Given the tool's complexity, does the description cover enough for an agent to succeed on first attempt?

Given a single parameter and no output schema, the description covers all necessary context: return format (with fields like isOa, oaStatus, bestLocation, locations), edge cases (null result when no DOI), authentication options, rate limits, and idempotency. No gaps identified for an AI agent to use it correctly.

Complex tools with many parameters or behaviors need more documentation. Simple tools need less. This dimension scales expectations accordingly.

Parameters5/5

Does the description clarify parameter syntax, constraints, interactions, or defaults beyond what the schema provides?

Schema coverage is 100% (the single parameter 'id' is described in schema). The description adds substantial meaning: accepted identifier types (DOI, PMID, PMCID, arXiv, ISBN, ADS bibcode), resolution behavior for non-DOI inputs, length constraints, and explicit prohibition of batching. This greatly enhances the schema's minimal description.
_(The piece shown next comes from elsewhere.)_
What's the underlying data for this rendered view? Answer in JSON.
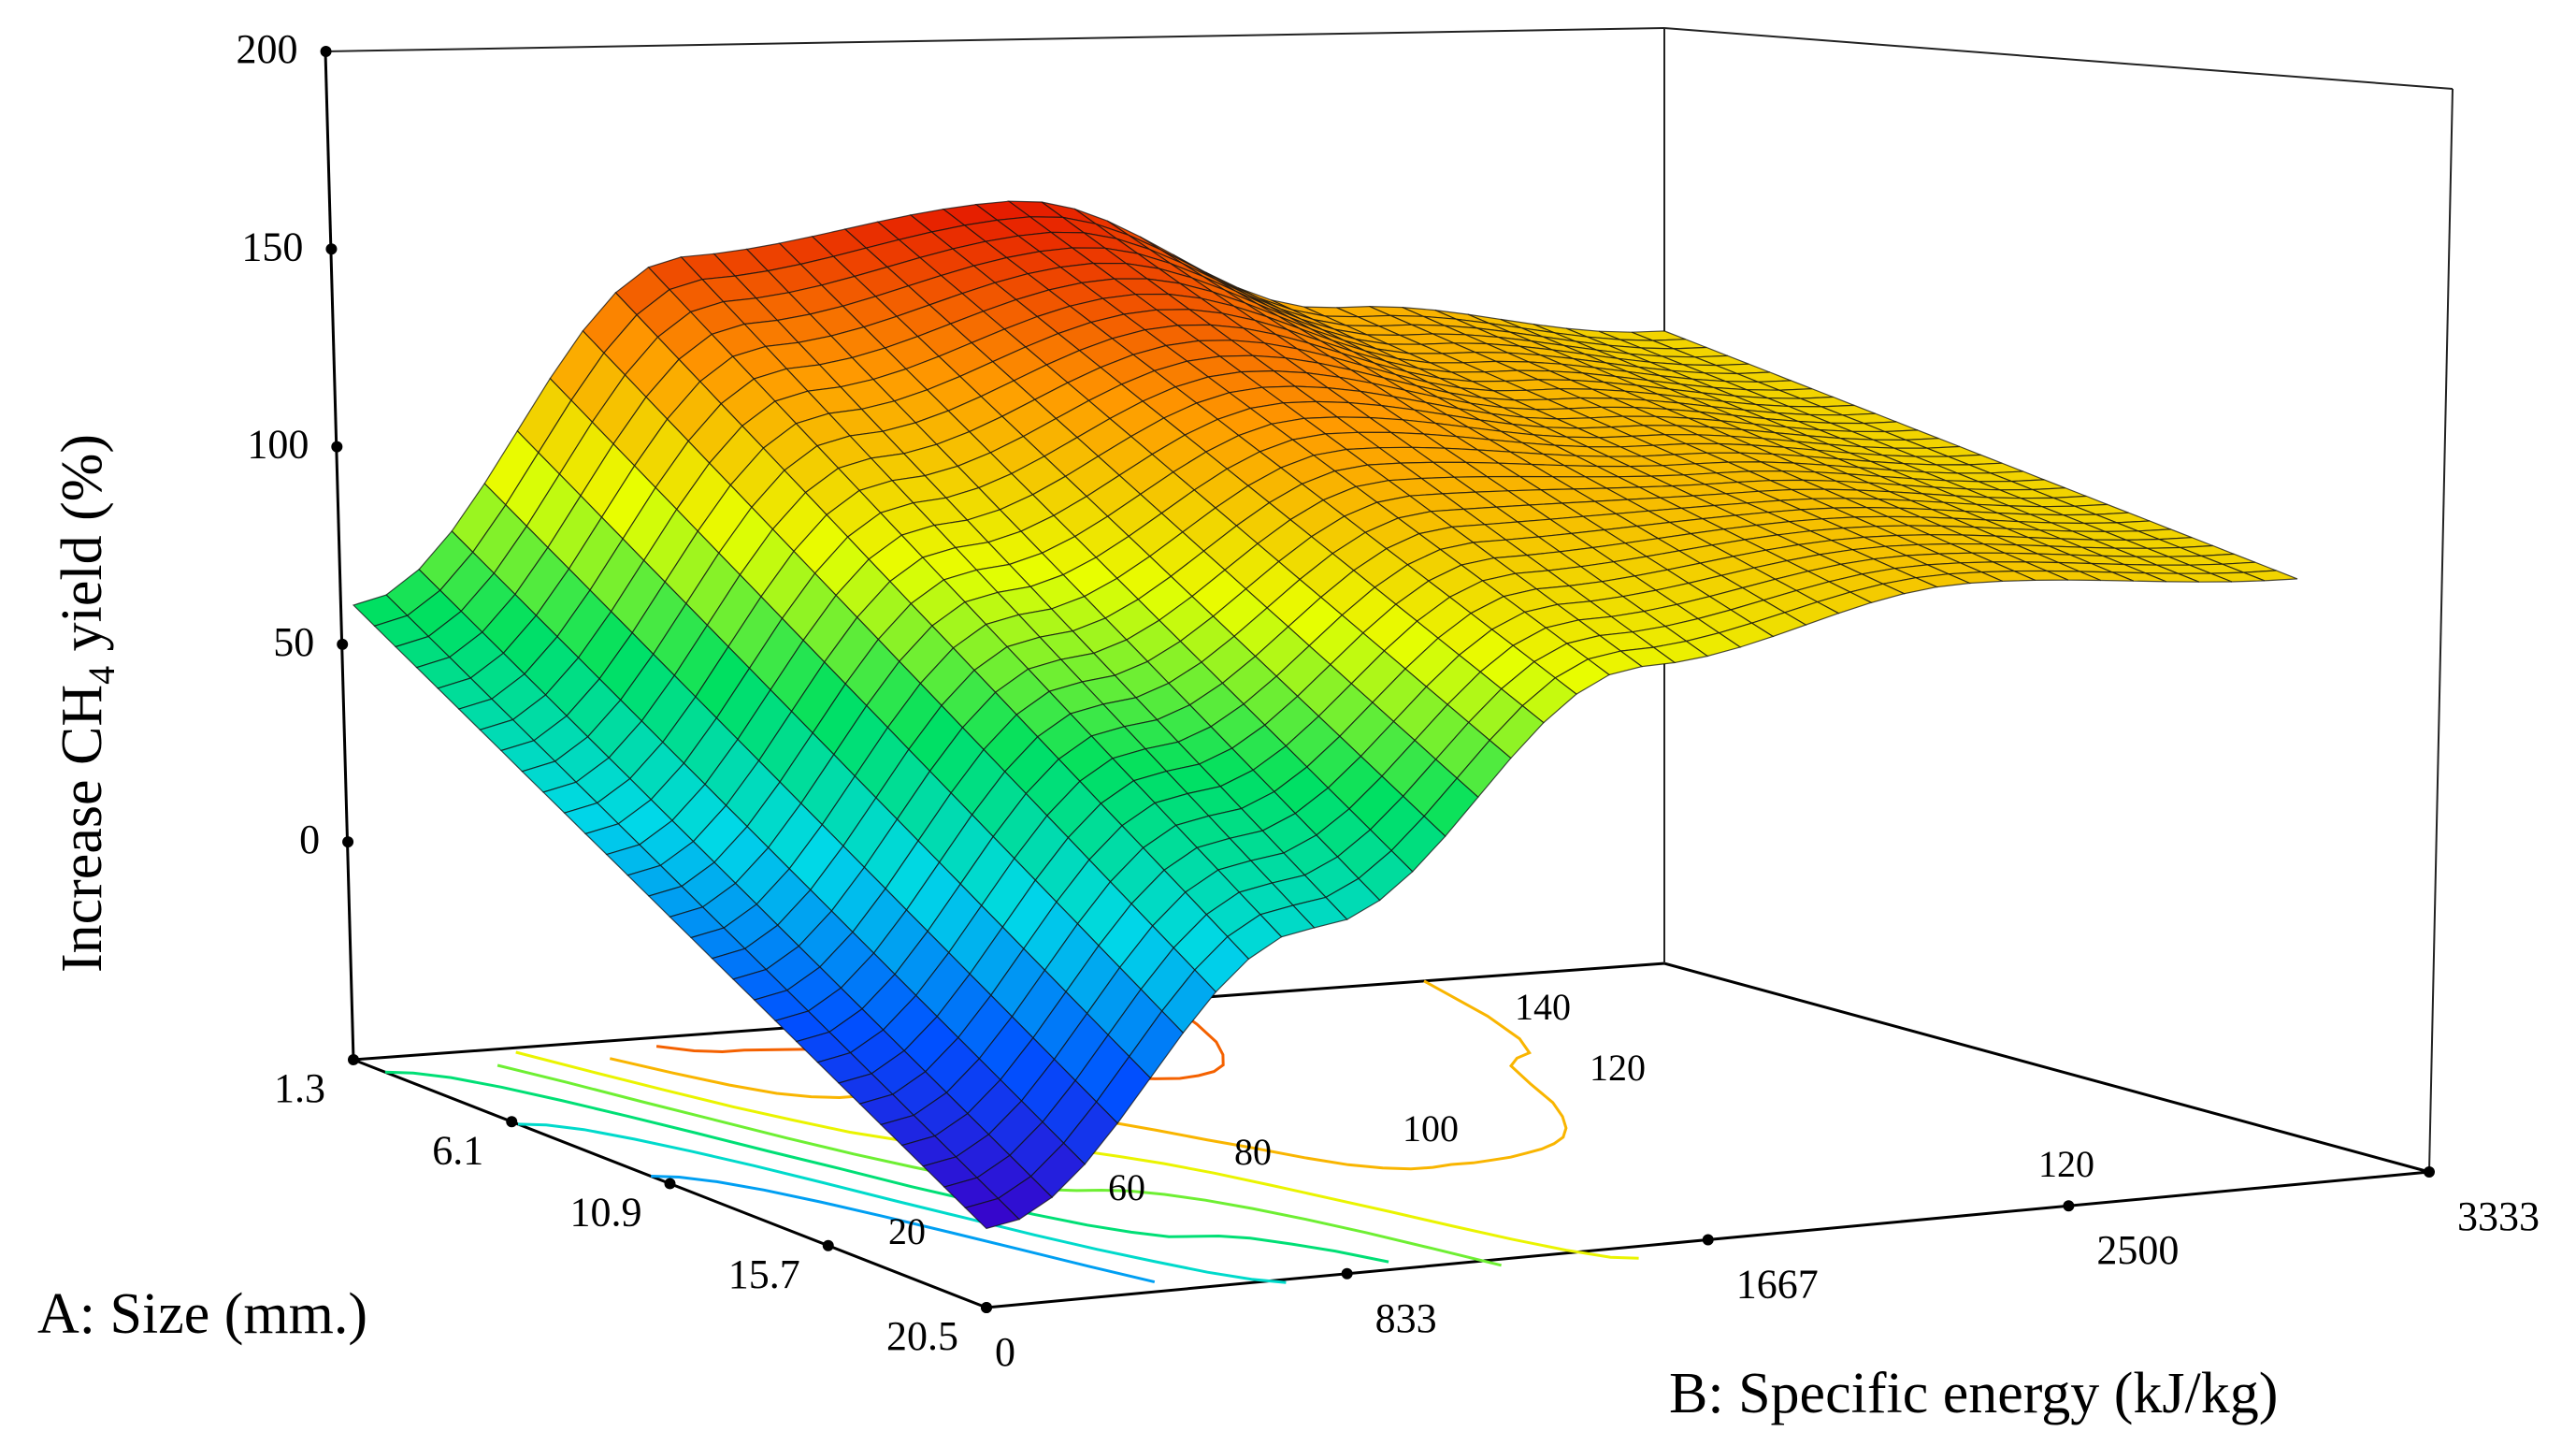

Input schemas describe structure but not intent. Descriptions should explain non-obvious parameter relationships and valid value ranges.

Purpose5/5

Does the description clearly state what the tool does and how it differs from similar tools?

The description clearly states the tool checks open access status and best legal version. It uses specific verbs ('check whether') and identifies the resource ('single scholarly work'). It distinguishes from sibling tools by noting that no sibling overlaps this functionality, particularly differentiate from resolveIdentifier which returns metadata but not OA status.

Agents choose between tools based on descriptions. A clear purpose with a specific verb and resource helps agents select the right tool.

Usage Guidelines4/5

Does the description explain when to use this tool, when not to, or what alternatives exist?

The description provides explicit usage scenarios ('user asks is this open access?', 'where can I read this for free?') and clear instructions to avoid batching ('loop one call per identifier'). It also mentions rate limits and API keys. However, it does not explicitly list when NOT to use this tool vs siblings, though it implies resolveIdentifier is for metadata only.

Agents often have multiple tools that could apply. Explicit usage guidance like "use X instead of Y when Z" prevents misuse.